Réélu dans la Somme, François Ruffin donne son avis sur les propos de Jean-Luc Mélenchon. “La police tue“, avait avancé le patron de la France insoumise après le décès d’une passagère tuée dans un véhicule qui avait refusé d’obtempérer début juin à Paris.

“Jean-Luc Mélenchon a permis à la gauche de ressusciter, et il a fait sauter un verrou électoral dans les quartiers populaires. Mais il y a des endroits, comme le mien, où ce genre de propos, oui, heurte”, avance le député dans les colonnes du Monde.

6 candidats Ensemble veulent se présenter pour la présidence de l’Assemblée nationale

La défaite de Richard Ferrand aux élections législatives entraîne avec elle la vacance du poste de président de l’Assemblée nationale.

Les macronistes sont en quête de successeurs aux postes clés du Palais Bourbon, dans un mercato serré. Six candidats LREM sont finalement sur les rangs pour la présidence de l’Assemblée nationale, dont Roland Lescure, président sortant de la commission des Affaires économiques, et Barbara Pompili, ancienne ministre de la Transition écologique.

“On est dans un moment où ça va être difficile de réunir des majorités” donc “on a besoin de quelqu’un capable de tendre la main à tout le monde”, fait valoir cette dernière.

On vous résume le profil des postulants dans cet article.

Édouard Philippe en faveur d’une “grande coalition stable” et d’un “compromis” avec les Républicains

Invité d’Yves Calvi sur BFMTV ce mardi soir, l’ancien Premier ministre Édouard Philippe est revenu sur la débacle du second tour des élections législatives. A défaut d’avoir une majorité absolue, il estime que son camp doit désormais se placer dans une “logique de coalition” à l’Assemblée nationale.

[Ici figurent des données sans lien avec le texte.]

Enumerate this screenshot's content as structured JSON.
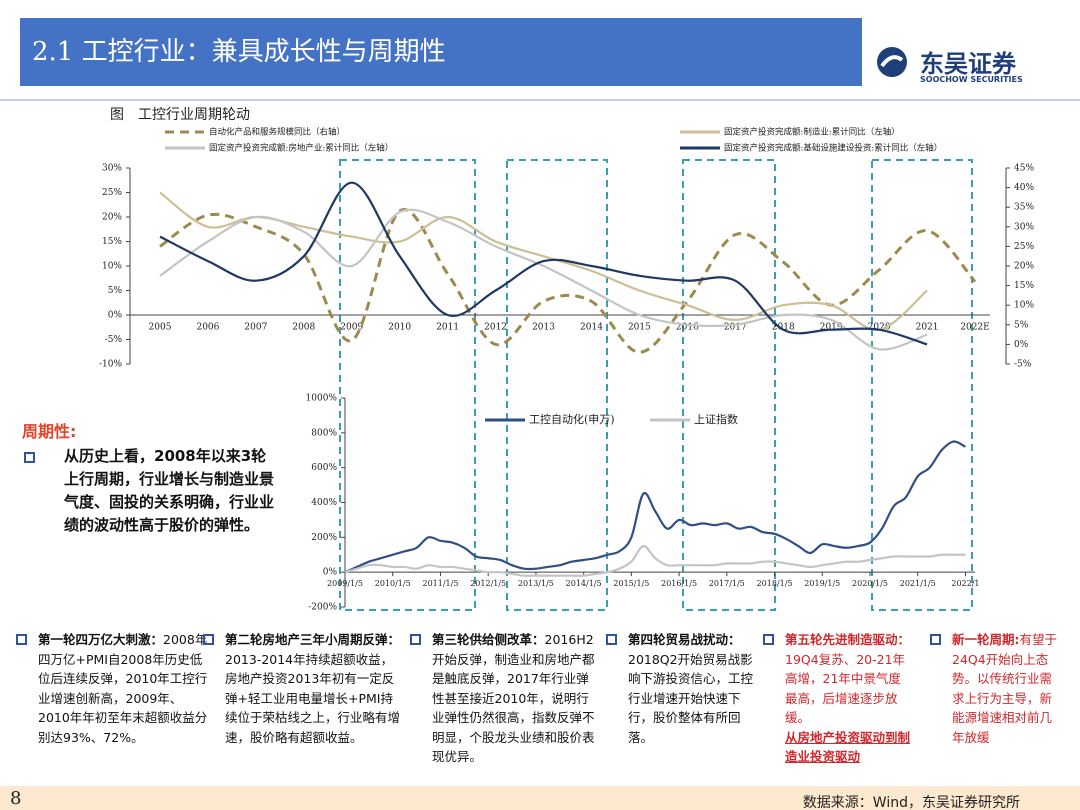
{
  "header": {
    "title": "2.1 工控行业：兼具成长性与周期性",
    "logo": "东吴证券",
    "logo_sub": "SOOCHOW SECURITIES"
  },
  "figure_caption": "图　工控行业周期轮动",
  "chart_data": [
    {
      "type": "line",
      "categories": [
        "2005",
        "2006",
        "2007",
        "2008",
        "2009",
        "2010",
        "2011",
        "2012",
        "2013",
        "2014",
        "2015",
        "2016",
        "2017",
        "2018",
        "2019",
        "2020",
        "2021",
        "2022E"
      ],
      "ylim": [
        -10,
        30
      ],
      "yticks": [
        {
          "value": -10,
          "label": "-10%"
        },
        {
          "value": -5,
          "label": "-5%"
        },
        {
          "value": 0,
          "label": "0%"
        },
        {
          "value": 5,
          "label": "5%"
        },
        {
          "value": 10,
          "label": "10%"
        },
        {
          "value": 15,
          "label": "15%"
        },
        {
          "value": 20,
          "label": "20%"
        },
        {
          "value": 25,
          "label": "25%"
        },
        {
          "value": 30,
          "label": "30%"
        }
      ],
      "y2lim": [
        -5,
        45
      ],
      "y2ticks": [
        {
          "value": -5,
          "label": "-5%"
        },
        {
          "value": 0,
          "label": "0%"
        },
        {
          "value": 5,
          "label": "5%"
        },
        {
          "value": 10,
          "label": "10%"
        },
        {
          "value": 15,
          "label": "15%"
        },
        {
          "value": 20,
          "label": "20%"
        },
        {
          "value": 25,
          "label": "25%"
        },
        {
          "value": 30,
          "label": "30%"
        },
        {
          "value": 35,
          "label": "35%"
        },
        {
          "value": 40,
          "label": "40%"
        },
        {
          "value": 45,
          "label": "45%"
        }
      ],
      "series": [
        {
          "name": "自动化产品和服务规模同比（右轴）",
          "color": "#9c8a4e",
          "dashed": true,
          "axis": "y2",
          "values": [
            25,
            33,
            30,
            23,
            1,
            34,
            18,
            0,
            11,
            11,
            -2,
            11,
            28,
            21,
            10,
            19,
            29,
            16
          ]
        },
        {
          "name": "固定资产投资完成额:制造业:累计同比（左轴）",
          "color": "#cdbf95",
          "values": [
            25,
            18,
            20,
            18,
            16,
            15,
            20,
            15,
            12,
            9,
            5,
            2,
            -1,
            2,
            2,
            -3,
            5,
            null
          ]
        },
        {
          "name": "固定资产投资完成额:房地产业:累计同比（左轴）",
          "color": "#c4c4c4",
          "values": [
            8,
            15,
            20,
            17,
            10,
            21,
            19,
            14,
            10,
            5,
            0,
            -2,
            -2,
            0,
            -1,
            -7,
            -4,
            null
          ]
        },
        {
          "name": "固定资产投资完成额:基础设施建设投资:累计同比（左轴）",
          "color": "#1f3864",
          "values": [
            16,
            11,
            7,
            12,
            27,
            12,
            0,
            5,
            11,
            10,
            8,
            7,
            7,
            -3,
            -3,
            -3,
            -6,
            null
          ]
        }
      ]
    },
    {
      "type": "line",
      "x": [
        2009,
        2009.25,
        2009.5,
        2009.75,
        2010,
        2010.25,
        2010.5,
        2010.75,
        2011,
        2011.25,
        2011.5,
        2011.75,
        2012,
        2012.25,
        2012.5,
        2012.75,
        2013,
        2013.25,
        2013.5,
        2013.75,
        2014,
        2014.25,
        2014.5,
        2014.75,
        2015,
        2015.25,
        2015.5,
        2015.75,
        2016,
        2016.25,
        2016.5,
        2016.75,
        2017,
        2017.25,
        2017.5,
        2017.75,
        2018,
        2018.25,
        2018.5,
        2018.75,
        2019,
        2019.25,
        2019.5,
        2019.75,
        2020,
        2020.25,
        2020.5,
        2020.75,
        2021,
        2021.25,
        2021.5,
        2021.75,
        2022
      ],
      "xlim": [
        2009,
        2022.2
      ],
      "xticks": [
        {
          "value": 2009,
          "label": "2009/1/5"
        },
        {
          "value": 2010,
          "label": "2010/1/5"
        },
        {
          "value": 2011,
          "label": "2011/1/5"
        },
        {
          "value": 2012,
          "label": "2012/1/5"
        },
        {
          "value": 2013,
          "label": "2013/1/5"
        },
        {
          "value": 2014,
          "label": "2014/1/5"
        },
        {
          "value": 2015,
          "label": "2015/1/5"
        },
        {
          "value": 2016,
          "label": "2016/1/5"
        },
        {
          "value": 2017,
          "label": "2017/1/5"
        },
        {
          "value": 2018,
          "label": "2018/1/5"
        },
        {
          "value": 2019,
          "label": "2019/1/5"
        },
        {
          "value": 2020,
          "label": "2020/1/5"
        },
        {
          "value": 2021,
          "label": "2021/1/5"
        },
        {
          "value": 2022,
          "label": "2022/1"
        }
      ],
      "ylim": [
        -200,
        1000
      ],
      "yticks": [
        {
          "value": -200,
          "label": "-200%"
        },
        {
          "value": 0,
          "label": "0%"
        },
        {
          "value": 200,
          "label": "200%"
        },
        {
          "value": 400,
          "label": "400%"
        },
        {
          "value": 600,
          "label": "600%"
        },
        {
          "value": 800,
          "label": "800%"
        },
        {
          "value": 1000,
          "label": "1000%"
        }
      ],
      "series": [
        {
          "name": "工控自动化(申万)",
          "color": "#2f4f86",
          "values": [
            0,
            30,
            60,
            80,
            100,
            120,
            140,
            200,
            180,
            170,
            140,
            90,
            80,
            70,
            40,
            20,
            20,
            30,
            40,
            60,
            70,
            80,
            100,
            120,
            200,
            450,
            350,
            250,
            300,
            270,
            280,
            270,
            280,
            250,
            260,
            230,
            220,
            190,
            150,
            110,
            160,
            150,
            140,
            150,
            170,
            250,
            380,
            430,
            550,
            600,
            700,
            750,
            720
          ]
        },
        {
          "name": "上证指数",
          "color": "#c4c4c4",
          "values": [
            0,
            20,
            40,
            40,
            30,
            30,
            20,
            40,
            30,
            30,
            20,
            10,
            0,
            0,
            -10,
            -20,
            -20,
            -20,
            -20,
            -20,
            -20,
            -10,
            0,
            20,
            60,
            150,
            80,
            40,
            40,
            40,
            40,
            40,
            50,
            50,
            50,
            60,
            60,
            50,
            40,
            30,
            40,
            50,
            60,
            60,
            70,
            80,
            90,
            90,
            90,
            90,
            100,
            100,
            100
          ]
        }
      ]
    }
  ],
  "sidebar": {
    "heading": "周期性:",
    "text": "从历史上看，2008年以来3轮上行周期，行业增长与制造业景气度、固投的关系明确，行业业绩的波动性高于股价的弹性。"
  },
  "notes": [
    {
      "title": "第一轮四万亿大刺激：",
      "body": "2008年四万亿+PMI自2008年历史低位后连续反弹，2010年工控行业增速创新高，2009年、2010年年初至年末超额收益分别达93%、72%。"
    },
    {
      "title": "第二轮房地产三年小周期反弹：",
      "body": "2013-2014年持续超额收益，房地产投资2013年初有一定反弹+轻工业用电量增长+PMI持续位于荣枯线之上，行业略有增速，股价略有超额收益。"
    },
    {
      "title": "第三轮供给侧改革：",
      "body": "2016H2开始反弹，制造业和房地产都是触底反弹，2017年行业弹性甚至接近2010年，说明行业弹性仍然很高，指数反弹不明显，个股龙头业绩和股价表现优异。"
    },
    {
      "title": "第四轮贸易战扰动：",
      "body": "2018Q2开始贸易战影响下游投资信心，工控行业增速开始快速下行，股价整体有所回落。"
    },
    {
      "title": "第五轮先进制造驱动：",
      "body": "19Q4复苏、20-21年高增，21年中景气度最高，后增速逐步放缓。",
      "emphasis": "从房地产投资驱动到制造业投资驱动"
    },
    {
      "title": "新一轮周期:",
      "body": "有望于24Q4开始向上态势。以传统行业需求上行为主导，新能源增速相对前几年放缓"
    }
  ],
  "footer": {
    "page": "8",
    "source": "数据来源：Wind，东吴证券研究所"
  }
}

Législatives: un “gouvernement d’union nationale” envisagé par Emmanuel Macron?

Convié au palais présidentiel ce mardi en tant que chef de parti, Fabien Roussel affirme que le chef de l’État songe à la constitution d’un “gouvernement d’union nationale”.

Le vice-président du Rassemblement national Louis Aliot a suggéré dès lundi matin à Emmanuel Macron “un gouvernement d’union nationale pour préparer des échéances majeures en matière de pouvoir d’achat, de sécurité ou de retraites”.

La France insoumise comme les LR ont fermé la porte à cette option.

On vous résume tout ici.

Olivier Véran invité d’Apolline de Malherbe à 8h35 sur BFMTV-RMC

Ce mercredi, c’est le ministre délégué chargé des Relations avec le Parlement Olivier Véran qui sera l’invité d’Apolline de Malherbe à 8h35 sur BFMTV-RMC.

Dans le reste des matinales ce mercredi 22 juin 2022:

7h40 FRANCE 2 : Aurélien Pradié, député LR du Lot

7h40 RMC : Éric Piolle, maire écologiste de Grenoble

8h00 PUBLIC SÉNAT : Patrick Kanner, président du groupe PS au Sénat

8h15 EUROPE 1 : Clément Beaune, ministre des Affaires européennes

8h15 SUD RADIO : Sébastien Chenu, député RN du Nord

8h15 CNEWS : Nadine Morano, eurodéputée LR

8h20 RFI : Laurent Jacobelli, député RN de Moselle

8h20 FRANCE INTER : François Bayrou, président du MoDem

8h30 FRANCE INFO : Michel Barnier, ancien ministre LR

8h30 LCI : Bruno Retailleau, président du groupe LR au Sénat

Bonjour à tous !

Bienvenue dans ce direct consacré à l’actualité politique du 22 juin.